Das wichtigste politische Amt, das Deutschland zu vergeben hat, ist ihm vor 26 Jahren genommen worden, das des Bundeskanzlers. Vor 22 Jahren verließ er auch das Parlament. Heute, kurz vor seinem 90. Geburtstag am 23. Dezember, in Zeiten epochaler Niedergangsszenarien, klammert sich anscheinend die halbe Republik an Helmut Schmidt. Seine messerscharfen Urteile sind gefragt, die Säle voll, wenn er spricht. Die Helmut-Schmidt-Festspiele sind in vollem Gange, oder wie es stern-Autorin Ulrike Posche in ihrem Geburtstagsporträt ab Seite 48 formuliert: "Welt ging verloren. Schmidt war geboren. Und ganz Deutschland bringt ihm Weihrauch und Myrrhe." Seine politischen Erfahrungen sind es, die ihn glaubwürdig machen. Manches wird dabei verklärt, denn nicht immer lag Schmidt in der Zwölf (die ersten Öko-Bewegten nannte er "Umweltidioten"). Aber in seinen Analysen, die innerer Überzeugung entspringen, liegt Weltökonom Schmidt eben oft richtiger als der Rest der Welt. Und in seinen Urteilen schwebt er erhaben über jedem Verdacht, von interessierter Seite beeinflusst zu sein. Zwar saß auch er nach seiner aktiven Politikerzeit in einigen Aufsichtsräten. Doch nun, in hohem Alter, hat er sich aufs öffentliche Kommentieren verlegt.

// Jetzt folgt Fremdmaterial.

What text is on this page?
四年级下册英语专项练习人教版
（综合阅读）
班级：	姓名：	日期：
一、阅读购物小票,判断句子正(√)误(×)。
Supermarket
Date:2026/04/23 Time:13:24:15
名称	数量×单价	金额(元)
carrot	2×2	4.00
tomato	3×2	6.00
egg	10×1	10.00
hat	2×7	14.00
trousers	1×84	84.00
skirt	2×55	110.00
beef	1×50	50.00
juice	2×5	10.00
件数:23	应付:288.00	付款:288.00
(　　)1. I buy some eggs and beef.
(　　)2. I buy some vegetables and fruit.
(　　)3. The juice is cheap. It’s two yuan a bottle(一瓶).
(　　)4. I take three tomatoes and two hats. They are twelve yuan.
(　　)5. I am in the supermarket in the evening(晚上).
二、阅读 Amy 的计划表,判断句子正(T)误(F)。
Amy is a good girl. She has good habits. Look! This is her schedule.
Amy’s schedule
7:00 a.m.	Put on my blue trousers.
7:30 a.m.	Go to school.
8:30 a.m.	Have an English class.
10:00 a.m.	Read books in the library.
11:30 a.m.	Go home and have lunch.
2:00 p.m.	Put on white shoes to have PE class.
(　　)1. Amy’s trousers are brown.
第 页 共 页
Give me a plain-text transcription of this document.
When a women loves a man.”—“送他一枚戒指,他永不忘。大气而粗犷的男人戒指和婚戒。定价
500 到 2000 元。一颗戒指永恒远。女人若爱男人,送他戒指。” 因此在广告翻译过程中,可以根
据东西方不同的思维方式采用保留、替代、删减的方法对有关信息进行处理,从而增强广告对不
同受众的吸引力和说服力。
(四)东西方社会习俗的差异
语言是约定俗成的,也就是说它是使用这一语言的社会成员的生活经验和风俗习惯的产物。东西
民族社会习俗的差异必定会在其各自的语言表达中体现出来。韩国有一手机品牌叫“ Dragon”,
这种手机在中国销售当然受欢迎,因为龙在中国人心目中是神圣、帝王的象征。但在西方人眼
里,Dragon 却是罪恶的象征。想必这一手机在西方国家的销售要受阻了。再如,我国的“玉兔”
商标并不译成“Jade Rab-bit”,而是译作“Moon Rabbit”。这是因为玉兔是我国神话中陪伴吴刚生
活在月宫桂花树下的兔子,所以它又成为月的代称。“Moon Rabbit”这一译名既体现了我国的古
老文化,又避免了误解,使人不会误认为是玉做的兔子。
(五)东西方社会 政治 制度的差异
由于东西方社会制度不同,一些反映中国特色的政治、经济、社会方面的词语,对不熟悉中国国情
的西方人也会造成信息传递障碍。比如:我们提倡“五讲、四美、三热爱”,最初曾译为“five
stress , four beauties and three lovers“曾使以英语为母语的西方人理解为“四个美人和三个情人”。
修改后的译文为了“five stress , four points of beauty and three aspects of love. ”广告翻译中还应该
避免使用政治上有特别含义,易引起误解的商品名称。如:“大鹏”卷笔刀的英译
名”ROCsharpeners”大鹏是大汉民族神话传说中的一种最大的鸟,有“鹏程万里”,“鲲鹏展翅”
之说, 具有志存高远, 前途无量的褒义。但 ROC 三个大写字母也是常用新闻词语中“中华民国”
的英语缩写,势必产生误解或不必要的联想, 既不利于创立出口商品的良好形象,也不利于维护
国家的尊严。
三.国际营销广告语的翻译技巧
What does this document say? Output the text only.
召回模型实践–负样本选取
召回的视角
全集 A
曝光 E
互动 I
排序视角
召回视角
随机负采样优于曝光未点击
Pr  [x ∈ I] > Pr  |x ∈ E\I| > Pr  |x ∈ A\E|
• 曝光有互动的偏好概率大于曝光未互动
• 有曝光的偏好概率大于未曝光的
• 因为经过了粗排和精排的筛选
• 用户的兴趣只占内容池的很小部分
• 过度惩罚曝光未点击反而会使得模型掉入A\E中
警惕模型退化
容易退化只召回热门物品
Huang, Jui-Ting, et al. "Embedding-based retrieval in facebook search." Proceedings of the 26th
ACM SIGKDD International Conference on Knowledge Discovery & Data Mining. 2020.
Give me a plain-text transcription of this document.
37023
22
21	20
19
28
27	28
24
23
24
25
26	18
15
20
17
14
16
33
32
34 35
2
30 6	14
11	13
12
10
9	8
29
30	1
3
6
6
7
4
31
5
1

Dabei pflegt der Hamburger seine griesgrämige Bescheidenheit - wie eh und je, weiß stern-Fotograf Volker Hinz zu berichten. Erst vor wenigen Tagen ließ sich Helmut Schmidt von ihm hinter der Bühne eines Hamburger Hotels fotografieren, nachdem ihm Hinz einen Kaffee serviert hatte. "Er ist wie immer", sagt Hinz, "seine bloße Anwesenheit gebietet respektvolle Distanz." 1969 schoss der stern-Fotograf seine ersten Bilder des Sozialdemokraten. Und in den folgenden Jahrzehnten gelangen ihm immer wieder Fotos aus Schmidts Privatleben. Da gab es auch nichts zu verbergen. Hinz begleitete den Kanzler beim Segeln auf dem Brahmsee, Loki Schmidt hängte im Garten des überschaubaren Bungalows am Ufer die Unterhosen an die Wäschespinne, so wie Millionen andere Deutsche auch.
Die Fotos von Volker Hinz blättern das Leben des Politikers in einzigartiger Weise auf. Zu diesem Leben gehört auch die Tochter des Ehepaars Schmidt, die - wen wundert es - seit früher Jugend raucht. Die stern-Reporter Tilman Gerwien und Gerda-Marie Schönfeld besuchten Susanne Schmidt in England. Leicht war es nicht, die einzige Tochter des Altkanzlers zu einem Interview zu bewegen. Die Fernsehjournalistin hat einen stressigen Job beim Börsenkanal Bloomberg in London und lebt zurückgezogen mit ihrem Mann Brian Kennedy (Nichtraucher) auf einem Bauernhof in der beschaulichen Grafschaft Kent. Dort gab sie zum ersten Mal Auskunft über ihren berühmten Vater, ihre erstaunliche Mutter (die neuen Bücher beider Eltern stehen auf der aktuellen stern-Bestsellerliste), über ihr Leben als Kanzlertochter und die bedrückenden Jahre des RAF-Terrors.